Knapp drei Jahre vor dem Start der Olympischen Spiele in Rio de Janeiro hat der Bürgermeister der Metropole am Zuckerhut die Austragung der Wettkämpfe in seiner Stadt überraschend scharf kritisiert.

"Es ist eine Schande, dass Brasilien die Olympischen Spiele austrägt. Wir werden die Altlasten tragen müssen", sagte Eduardo Paes in einem Interview mit "ESPN", das am Freitag ausgestrahlt werden soll.

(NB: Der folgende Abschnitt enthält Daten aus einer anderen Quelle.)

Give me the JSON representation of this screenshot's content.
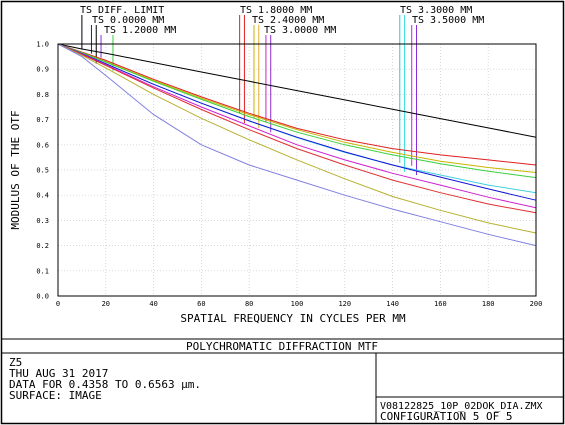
{
  "chart_data": {
    "type": "line",
    "title": "POLYCHROMATIC DIFFRACTION MTF",
    "xlabel": "SPATIAL FREQUENCY IN CYCLES PER MM",
    "ylabel": "MODULUS OF THE OTF",
    "xlim": [
      0,
      200
    ],
    "ylim": [
      0,
      1
    ],
    "x_ticks": [
      "0",
      "20",
      "40",
      "60",
      "80",
      "100",
      "120",
      "140",
      "160",
      "180",
      "200"
    ],
    "y_ticks": [
      "0.0",
      "0.1",
      "0.2",
      "0.3",
      "0.4",
      "0.5",
      "0.6",
      "0.7",
      "0.8",
      "0.9",
      "1.0"
    ],
    "grid": true,
    "legend": [
      {
        "label": "TS DIFF. LIMIT",
        "color": "#000000",
        "markers": [
          {
            "color": "#000000",
            "x": 10
          }
        ]
      },
      {
        "label": "TS 0.0000 MM",
        "color": "#1515d6",
        "markers": [
          {
            "color": "#1515d6",
            "x": 14
          },
          {
            "color": "#000000",
            "x": 16
          }
        ]
      },
      {
        "label": "TS 1.2000 MM",
        "color": "#8b2cd6",
        "markers": [
          {
            "color": "#8b2cd6",
            "x": 18
          },
          {
            "color": "#3ad040",
            "x": 23
          }
        ]
      },
      {
        "label": "TS 1.8000 MM",
        "color": "#e02020",
        "markers": [
          {
            "color": "#e02020",
            "x": 76
          },
          {
            "color": "#e02020",
            "x": 78
          }
        ]
      },
      {
        "label": "TS 2.4000 MM",
        "color": "#c8b400",
        "markers": [
          {
            "color": "#c8b400",
            "x": 82
          },
          {
            "color": "#e0b030",
            "x": 84
          }
        ]
      },
      {
        "label": "TS 3.0000 MM",
        "color": "#d020d0",
        "markers": [
          {
            "color": "#d020d0",
            "x": 87
          },
          {
            "color": "#8b2cd6",
            "x": 89
          }
        ]
      },
      {
        "label": "TS 3.3000 MM",
        "color": "#20d0d0",
        "markers": [
          {
            "color": "#20d0d0",
            "x": 143
          },
          {
            "color": "#40e0e0",
            "x": 145
          }
        ]
      },
      {
        "label": "TS 3.5000 MM",
        "color": "#d020d0",
        "markers": [
          {
            "color": "#d020d0",
            "x": 148
          },
          {
            "color": "#8b2cd6",
            "x": 150
          }
        ]
      }
    ],
    "series": [
      {
        "color": "#000000",
        "x": [
          0,
          10,
          20,
          40,
          60,
          80,
          100,
          120,
          140,
          160,
          180,
          200
        ],
        "y": [
          1.0,
          0.98,
          0.963,
          0.926,
          0.889,
          0.852,
          0.815,
          0.778,
          0.741,
          0.704,
          0.667,
          0.63
        ]
      },
      {
        "color": "#e02020",
        "x": [
          0,
          10,
          20,
          40,
          60,
          80,
          100,
          120,
          140,
          160,
          180,
          200
        ],
        "y": [
          1.0,
          0.968,
          0.935,
          0.86,
          0.79,
          0.725,
          0.665,
          0.62,
          0.585,
          0.56,
          0.54,
          0.52
        ]
      },
      {
        "color": "#c8b400",
        "x": [
          0,
          10,
          20,
          40,
          60,
          80,
          100,
          120,
          140,
          160,
          180,
          200
        ],
        "y": [
          1.0,
          0.966,
          0.93,
          0.855,
          0.785,
          0.72,
          0.66,
          0.61,
          0.57,
          0.535,
          0.51,
          0.49
        ]
      },
      {
        "color": "#3ad040",
        "x": [
          0,
          10,
          20,
          40,
          60,
          80,
          100,
          120,
          140,
          160,
          180,
          200
        ],
        "y": [
          1.0,
          0.965,
          0.928,
          0.852,
          0.78,
          0.712,
          0.65,
          0.6,
          0.56,
          0.525,
          0.495,
          0.47
        ]
      },
      {
        "color": "#40d0e0",
        "x": [
          0,
          10,
          20,
          40,
          60,
          80,
          100,
          120,
          140,
          160,
          180,
          200
        ],
        "y": [
          1.0,
          0.962,
          0.922,
          0.84,
          0.765,
          0.695,
          0.628,
          0.57,
          0.52,
          0.48,
          0.44,
          0.41
        ]
      },
      {
        "color": "#1515d6",
        "x": [
          0,
          10,
          20,
          40,
          60,
          80,
          100,
          120,
          140,
          160,
          180,
          200
        ],
        "y": [
          1.0,
          0.962,
          0.922,
          0.84,
          0.765,
          0.695,
          0.63,
          0.572,
          0.52,
          0.472,
          0.425,
          0.38
        ]
      },
      {
        "color": "#d020d0",
        "x": [
          0,
          10,
          20,
          40,
          60,
          80,
          100,
          120,
          140,
          160,
          180,
          200
        ],
        "y": [
          1.0,
          0.96,
          0.918,
          0.83,
          0.75,
          0.675,
          0.6,
          0.54,
          0.487,
          0.44,
          0.392,
          0.35
        ]
      },
      {
        "color": "#e03030",
        "x": [
          0,
          10,
          20,
          40,
          60,
          80,
          100,
          120,
          140,
          160,
          180,
          200
        ],
        "y": [
          1.0,
          0.958,
          0.915,
          0.825,
          0.74,
          0.66,
          0.585,
          0.52,
          0.46,
          0.41,
          0.365,
          0.33
        ]
      },
      {
        "color": "#b8b030",
        "x": [
          0,
          10,
          20,
          40,
          60,
          80,
          100,
          120,
          140,
          160,
          180,
          200
        ],
        "y": [
          1.0,
          0.955,
          0.905,
          0.8,
          0.705,
          0.62,
          0.54,
          0.465,
          0.395,
          0.34,
          0.29,
          0.25
        ]
      },
      {
        "color": "#8080e0",
        "x": [
          0,
          10,
          20,
          40,
          60,
          80,
          100,
          120,
          140,
          160,
          180,
          200
        ],
        "y": [
          1.0,
          0.95,
          0.875,
          0.72,
          0.6,
          0.52,
          0.46,
          0.4,
          0.345,
          0.295,
          0.245,
          0.2
        ]
      }
    ]
  },
  "info": {
    "line1": "Z5",
    "line2": "THU AUG 31 2017",
    "line3": "DATA FOR 0.4358 TO 0.6563 µm.",
    "line4": "SURFACE: IMAGE",
    "file": "V08122825_10P_02DOK_DIA.ZMX",
    "config": "CONFIGURATION 5 OF 5"
  }
}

So sei es völlig unklar, in welcher Form die Sportstätten nach dem Ende der Spiele genutzt werden sollen. Zudem klagte Paes das Verhalten der Regierung an und monierte das Fehlen einer Strategie.

"Es ist ein Skandal, wie die Dinge hier laufen. Es ist schwer, mit dem Sport in Brasilien angesichts der Qualität unserer Führungskräfte umzugehen. Sie bekleiden ihre Ämter ein Leben lang", sagte der 43-Jährige.

Auch am Fußball-Weltverband FIFA ließ Paes bezogen auf die WM-Endrunde 2014 kein gutes Haar: "Sie interessieren sich nur für die Stadien."

Im Juni war der Confed Cup in Brasilien von teils gewalttätigen Protesten begleitet worden. Die Demonstranten wollten mit ihren Aktionen unter anderem auf die Korruption in dem südamerikanischen Land aufmerksam machen.